Avrupa Birliği uyum yasaları çerçevesinde ülkemize dayatılan ve Avrupa Birliğine girmemiz için olmazsa olmazların başında gösterilen idam yasağı yeniden gündemde. İnsan hakları ve hukukun üstünlüğü denilerek yasaklanan idam cezası, son olaylardan sonra vatandaşlar tarafından yeniden dile getirilmeye başlandı.
Aslında Allah’ın verdiği canı Allah’ın almasından yanayım. Ancak özellikle son yıllarda yaşanan terör ve bazı asayiş olayları da gösterdi ki idam mutlaka gelmeli. 15 Temmuz sonrası yaşanan hukuk sürecinde yüzlerce kişiye verilen ağırlaştırılmış müebbet hapis kararları, cinnet geçirip dört veya beş kişiyi gözünü kırpmadan öldüren caniler ve vatanın bölünmez bütünlüğüne kasteden hainler için idam gereklidir.
Çocuk istismarına verilen cezaların arttırılması, hayvanlara karşı eziyet yapanlara hapis cezası verilmesi gibi radikal değişimlerin ardından idam cezasının da en azından belli konularda işlenen suçlara verilmesinden yanayım.
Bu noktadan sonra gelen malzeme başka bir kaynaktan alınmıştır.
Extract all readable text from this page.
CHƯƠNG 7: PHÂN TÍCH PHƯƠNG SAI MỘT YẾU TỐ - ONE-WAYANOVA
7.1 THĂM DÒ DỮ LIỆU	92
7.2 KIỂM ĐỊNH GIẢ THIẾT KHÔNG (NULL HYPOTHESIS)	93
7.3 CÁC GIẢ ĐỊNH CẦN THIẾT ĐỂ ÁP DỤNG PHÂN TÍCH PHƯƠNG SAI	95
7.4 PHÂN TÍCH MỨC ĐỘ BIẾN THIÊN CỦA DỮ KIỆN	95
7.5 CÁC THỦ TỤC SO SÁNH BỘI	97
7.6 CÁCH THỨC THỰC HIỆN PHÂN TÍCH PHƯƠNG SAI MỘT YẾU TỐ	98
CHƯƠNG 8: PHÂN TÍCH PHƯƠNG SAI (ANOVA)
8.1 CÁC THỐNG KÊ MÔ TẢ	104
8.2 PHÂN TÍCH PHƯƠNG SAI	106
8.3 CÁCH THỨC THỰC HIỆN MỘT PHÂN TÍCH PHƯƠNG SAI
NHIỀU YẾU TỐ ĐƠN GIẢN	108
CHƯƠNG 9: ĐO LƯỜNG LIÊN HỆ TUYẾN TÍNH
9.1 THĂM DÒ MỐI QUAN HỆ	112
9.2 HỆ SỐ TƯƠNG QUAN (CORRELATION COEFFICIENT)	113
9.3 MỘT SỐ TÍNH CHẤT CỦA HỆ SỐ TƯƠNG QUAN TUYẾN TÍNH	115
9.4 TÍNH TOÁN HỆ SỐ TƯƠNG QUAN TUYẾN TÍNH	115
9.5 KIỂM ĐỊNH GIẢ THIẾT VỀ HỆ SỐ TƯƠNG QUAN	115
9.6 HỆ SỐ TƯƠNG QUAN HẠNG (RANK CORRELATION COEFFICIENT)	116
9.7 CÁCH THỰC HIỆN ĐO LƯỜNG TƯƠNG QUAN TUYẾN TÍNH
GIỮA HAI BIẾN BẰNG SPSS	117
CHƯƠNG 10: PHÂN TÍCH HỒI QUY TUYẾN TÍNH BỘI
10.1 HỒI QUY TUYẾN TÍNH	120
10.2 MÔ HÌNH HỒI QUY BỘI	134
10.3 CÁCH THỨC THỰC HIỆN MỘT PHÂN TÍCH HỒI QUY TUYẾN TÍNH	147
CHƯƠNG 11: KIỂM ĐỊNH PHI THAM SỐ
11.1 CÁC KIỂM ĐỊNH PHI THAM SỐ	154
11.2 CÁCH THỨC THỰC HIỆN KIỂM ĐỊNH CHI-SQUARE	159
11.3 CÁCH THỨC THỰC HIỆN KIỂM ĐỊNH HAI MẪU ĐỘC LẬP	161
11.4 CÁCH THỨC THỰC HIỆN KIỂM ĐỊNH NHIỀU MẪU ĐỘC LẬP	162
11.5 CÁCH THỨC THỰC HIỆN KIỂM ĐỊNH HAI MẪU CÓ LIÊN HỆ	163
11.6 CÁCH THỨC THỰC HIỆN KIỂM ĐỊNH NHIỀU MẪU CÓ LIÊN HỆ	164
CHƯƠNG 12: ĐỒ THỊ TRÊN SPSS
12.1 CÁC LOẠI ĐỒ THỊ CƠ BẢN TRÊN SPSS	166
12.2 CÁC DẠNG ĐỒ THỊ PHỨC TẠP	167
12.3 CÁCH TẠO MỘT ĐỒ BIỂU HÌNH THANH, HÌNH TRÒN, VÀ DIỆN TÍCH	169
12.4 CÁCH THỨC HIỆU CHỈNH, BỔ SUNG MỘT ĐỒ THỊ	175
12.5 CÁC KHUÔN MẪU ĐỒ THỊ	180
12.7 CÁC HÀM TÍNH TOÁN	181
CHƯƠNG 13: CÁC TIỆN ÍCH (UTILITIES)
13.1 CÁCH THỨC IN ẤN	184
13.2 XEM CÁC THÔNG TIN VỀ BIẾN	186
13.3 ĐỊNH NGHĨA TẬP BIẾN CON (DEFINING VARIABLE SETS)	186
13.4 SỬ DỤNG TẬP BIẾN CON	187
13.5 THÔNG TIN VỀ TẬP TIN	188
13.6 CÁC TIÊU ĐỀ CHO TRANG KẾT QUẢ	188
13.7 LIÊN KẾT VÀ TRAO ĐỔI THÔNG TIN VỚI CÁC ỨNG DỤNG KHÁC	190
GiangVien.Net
Gözünü kırpmadan insanların yaşama hakkını ellerinden alan caniler gibi mesela.
Avrupa Birliği’ne girmemizin hayal olduğu günümüzde, bize dayatılan idam cezasının kaldırılmasını da bizler askıya alabiliriz. Bir çok sözde medeni ülkelerde uygulanan idam cezasını, en azından vatana hainlik ile sınırlandırabiliriz. En baştada 30 bin kişinin katili terörist başı ile bu işe başlayabiliriz. Ancak yasalar geriye doğru işlemeyeceğinden bu şimdilik imkansız gibi görünüyor.
Referandumun ardından yapılan söylemlerde Cumhurbaşkanı Recep Tayyip Erdoğan Meclis’in kabul etmesi halinde idam yasağının önüme geldiğinde imzalarım demişti. MHP Genel Başkanı Devlet Bahçeli’nin de idam cezasından yana olduğunu biliyoruz. Öyleyse siyasi vaatlerden öte vatan hainliği gibi konularda idam cezası yeniden hayata geçirilmelidir.